Another advantage in Erlangen is that Universitätsklinikum Erlangen can offer all clinically approved whole-body MRI field strengths of 0.55, 1.5, 3 and 7 tesla. ‘That is perfect for our comparative studies. A stronger field strength provides a higher signal-noise ratio, but requires more advanced clinical infrastructure and entails more technical challenges and additional exclusion criteria for patients,’ explains Dr. Lévy.

In particular, the newly installed high performance MRI scanner with a low field strength of 0.55 tesla offers several practical benefits. The fact that it incurs comparatively low production and maintenance costs and does not need any powerful infrastructure also makes it particularly suitable for developing regions or remote areas. ‘We hope to use super high resolution deep learning methods to allow us to improve the quality of scans taken at 0.55 tesla on the basis of the improved image quality provided by 7 tesla. This solution would allow us to achieve a high-quality diagnostic image with a reasonably priced MRI system.’

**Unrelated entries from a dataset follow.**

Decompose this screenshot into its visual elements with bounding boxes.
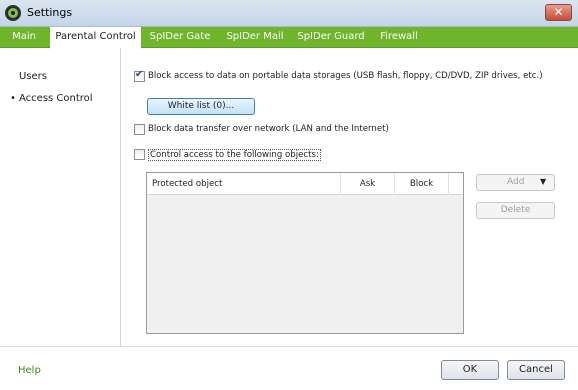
tab-spider-guard[interactable]: SpIDer Guard — [294, 27, 368, 48]
tab-bar: Main Parental Control SpIDer Gate SpIDer… — [0, 27, 578, 49]
tab-spider-mail[interactable]: SpIDer Mail — [222, 27, 288, 48]
tab-spider-gate[interactable]: SpIDer Gate — [146, 27, 214, 48]
table-header: Protected object Ask Block — [147, 173, 463, 195]
sidebar-item-users[interactable]: Users — [19, 71, 47, 82]
title-bar: Settings ✕ — [0, 0, 578, 27]
tab-main[interactable]: Main — [6, 27, 42, 48]
control-access-label: Control access to the following objects: — [148, 149, 321, 161]
ok-button[interactable]: OK — [441, 360, 499, 380]
spider-logo-icon — [5, 5, 21, 21]
cancel-button[interactable]: Cancel — [507, 360, 565, 380]
sidebar: Users • Access Control — [0, 48, 121, 346]
tab-parental-control[interactable]: Parental Control — [50, 27, 141, 49]
tab-firewall[interactable]: Firewall — [375, 27, 423, 48]
add-button[interactable]: Add ▼ — [476, 174, 555, 191]
delete-button[interactable]: Delete — [476, 202, 555, 219]
whitelist-button[interactable]: White list (0)... — [147, 98, 255, 115]
close-icon: ✕ — [553, 5, 564, 19]
window-title: Settings — [27, 6, 73, 19]
block-portable-checkbox[interactable] — [134, 69, 145, 82]
block-network-label: Block data transfer over network (LAN an… — [148, 124, 389, 134]
selected-bullet: • — [10, 93, 16, 104]
help-link[interactable]: Help — [18, 365, 41, 376]
footer: Help OK Cancel — [0, 346, 578, 390]
block-portable-label: Block access to data on portable data st… — [148, 71, 543, 81]
sidebar-item-access-control[interactable]: Access Control — [19, 93, 93, 104]
close-button[interactable]: ✕ — [545, 4, 572, 21]
protected-objects-table[interactable]: Protected object Ask Block — [146, 172, 464, 334]
control-access-checkbox[interactable] — [134, 149, 145, 160]
chevron-down-icon: ▼ — [540, 177, 547, 186]
column-header-block[interactable]: Block — [395, 173, 449, 195]
column-header-ask[interactable]: Ask — [341, 173, 395, 195]
block-network-checkbox[interactable] — [134, 124, 145, 135]
column-header-protected-object[interactable]: Protected object — [147, 173, 341, 195]
add-button-label: Add — [507, 177, 525, 187]
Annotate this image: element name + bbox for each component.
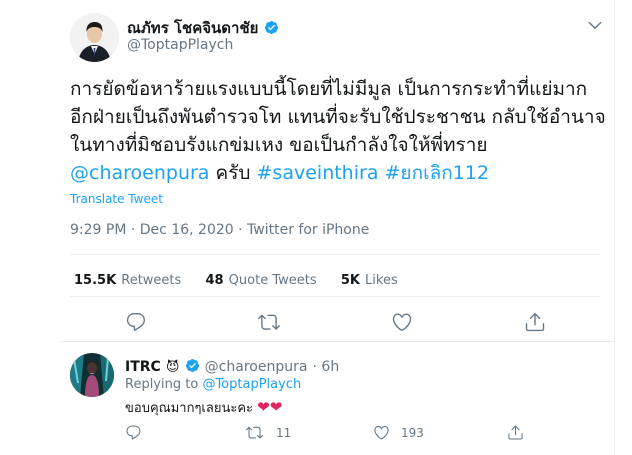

About the Alexander von Humboldt Foundation

Today’s Alexander von Humboldt Foundation was founded in 1953 with the aim of promoting international collaboration in research, encouraging scientific progress and finally strengthening Germany’s position as an exceptional location for science and research. The Alexander von Humboldt Foundation awards the Humboldt research fellowship to support outstanding researchers from across the globe.